Another project I worked on had one section of troublesome legacy code. Practically every month, someone would report another bug against that area, and we'd hear about it and say, "Oh, that again.…" The code was a mess. Five different people had owned it over a 2-year period, and the nature of the code made it very difficult to write automatic unit tests, which meant we had no way to verify that all the past bugs were still fixed. Every time we fixed one bug, another appeared in its place.

One of the developers took it upon himself to rewrite that section to be more maintainable. Part of his task was to create automated unit tests so we could make sure the code worked before passing it to the quality assurance department. He wrote some great test cases, but as soon as he sent the new code over, the testers immediately started filing dozens of bugs on all the special cases he had forgotten to handle. The developer was amazed the testers were able to find so many bugs so quickly. He himself had spent nearly a week thinking up test cases and writing unit tests. How were the testers able to come up with so many additional test cases practically overnight?
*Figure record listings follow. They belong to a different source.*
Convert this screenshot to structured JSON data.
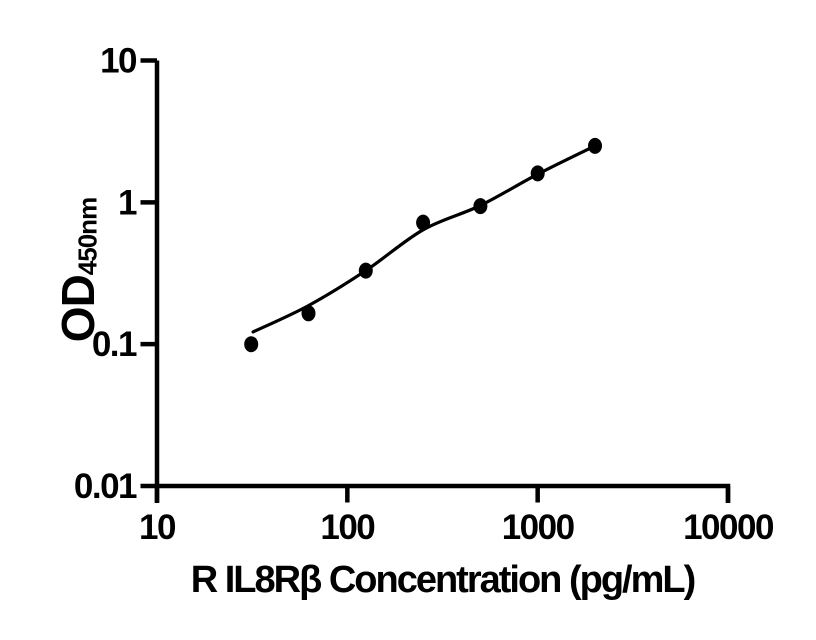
{
  "figure": {
    "background": "#ffffff",
    "ink_color": "#000000"
  },
  "chart_data": {
    "type": "scatter",
    "title": "",
    "xlabel": "R IL8Rβ Concentration (pg/mL)",
    "ylabel": "OD450nm",
    "ylabel_main": "OD",
    "ylabel_subscript": "450nm",
    "x_scale": "log10",
    "y_scale": "log10",
    "xlim": [
      10,
      10000
    ],
    "ylim": [
      0.01,
      10
    ],
    "x_ticks": {
      "values": [
        10,
        100,
        1000,
        10000
      ],
      "labels": [
        "10",
        "100",
        "1000",
        "10000"
      ]
    },
    "y_ticks": {
      "values": [
        10,
        1,
        0.1,
        0.01
      ],
      "labels": [
        "10",
        "1",
        "0.1",
        "0.01"
      ]
    },
    "grid": false,
    "legend": false,
    "marker": {
      "shape": "filled-circle",
      "color": "#000000"
    },
    "series": [
      {
        "name": "standard-points",
        "type": "scatter",
        "color": "#000000",
        "points": [
          {
            "x": 31.25,
            "y": 0.1
          },
          {
            "x": 62.5,
            "y": 0.165
          },
          {
            "x": 125,
            "y": 0.33
          },
          {
            "x": 250,
            "y": 0.72
          },
          {
            "x": 500,
            "y": 0.94
          },
          {
            "x": 1000,
            "y": 1.6
          },
          {
            "x": 2000,
            "y": 2.5
          }
        ]
      },
      {
        "name": "fitted-curve",
        "type": "smooth-line",
        "color": "#000000",
        "points": [
          {
            "x": 32,
            "y": 0.122
          },
          {
            "x": 62.5,
            "y": 0.187
          },
          {
            "x": 125,
            "y": 0.33
          },
          {
            "x": 250,
            "y": 0.64
          },
          {
            "x": 500,
            "y": 0.95
          },
          {
            "x": 1000,
            "y": 1.58
          },
          {
            "x": 2000,
            "y": 2.5
          }
        ]
      }
    ]
  }
}
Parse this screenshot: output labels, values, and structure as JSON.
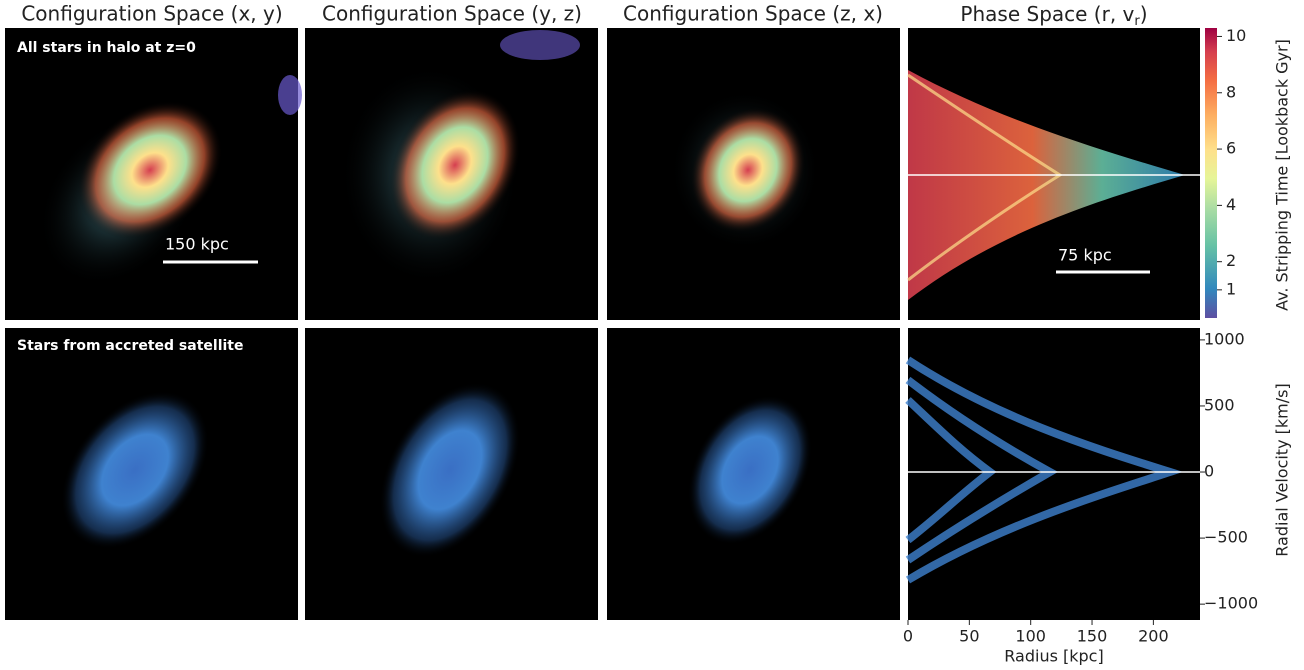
{
  "panels": {
    "titles": [
      "Configuration Space (x, y)",
      "Configuration Space (y, z)",
      "Configuration Space (z, x)"
    ],
    "phase_title": {
      "text": "Phase Space (r, v",
      "subscript": "r",
      "close": ")"
    },
    "row_labels": [
      "All stars in halo at z=0",
      "Stars from accreted satellite"
    ],
    "scale_bars": [
      "150 kpc",
      "75 kpc"
    ]
  },
  "colorbar": {
    "label": "Av. Stripping Time [Lookback Gyr]",
    "lim": [
      0,
      10.3
    ],
    "ticks": [
      1,
      2,
      4,
      6,
      8,
      10
    ]
  },
  "phase_axes": {
    "xlabel": "Radius [kpc]",
    "ylabel": "Radial Velocity [km/s]",
    "xlim": [
      0,
      238
    ],
    "xticks": [
      0,
      50,
      100,
      150,
      200
    ],
    "ylim": [
      -1120,
      1090
    ],
    "yticks": [
      {
        "value": -1000,
        "label": "−1000"
      },
      {
        "value": -500,
        "label": "−500"
      },
      0,
      500,
      1000
    ]
  }
}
What the developer didn't realize was that the testers were merely going through the defect tracking system and looking at all the bugs that had been logged against this program in the past. The tracking system indicated XYZ had been a problem before and had been fixed before—therefore, the testers knew they should check XYZ with the new version, too. That's when the developer realized he ought to be searching the tracking system, as well. He went back to the drawing board, checked the tracking system for all past bugs on this component, created unit tests for all of them, and fixed the code until it passed every one. After that, we never heard a bug report about this section from testers or customers again.

But to get maximum benefit out of this system, your developers need to get in the habit of describing the fix on each non-trivial PR they close. It's tempting to merely close the PR without writing any comments on it. For simple bugs—such as when the problem was something like merely forgetting to increment a loop index—that's fine. But many bugs are caused when the code fails to handle some special case (such as a password policy or an unusual set of input). In those cases, leave yourself a note describing exactly what the special case was and what you did to work around it. It may seem like extra work at the time, but it's like commenting your code: In 6 months when you can't remember what was involved in this fix, you'll thank yourself.

Tip

Some development orgs even go so far as to list on the PR which source files were changed to fix the bug. That way, all the information you could possibly ever need is listed on the PR. I don't follow this practice for every bug (though I probably ought to), but I do follow it in cases where my team might have to hotfix the PR in a few weeks or months. Then, a quick glance at the PR will remind me of exactly what was changed.

Reporting on PRs

Although statistical reports are seldom directly helpful when debugging, they can give a project leader tons of information to help focus the project scope—and they may even give the leader enough data to avoid having to take up valuable developer time with countless questions. That'll let the developers spend more time debugging and less time explaining themselves to managers. Everybody wins that way! So as a lead developer, I've often turned to the defect tracking system to provide estimates of project status.

One of the most difficult parts of a project management role is merely to identify when a program will be ready for release. No program will ever be bug free, but is this program good enough yet? Set a definition for a "must-fix" priority level (see the "Priorities" sidebar) and check the number of must-fix PRs each day. Until that count gets near zero, you know you're a long way from shipping. You'll also want to look at the number of new PRs filed each day and the number of bounce-back PRs. If those values are too high, then it may indicate the developers aren't testing their own code enough. Likewise, if your testers are creating too many user- error PRs, then that might indicate a problem you need to address, too.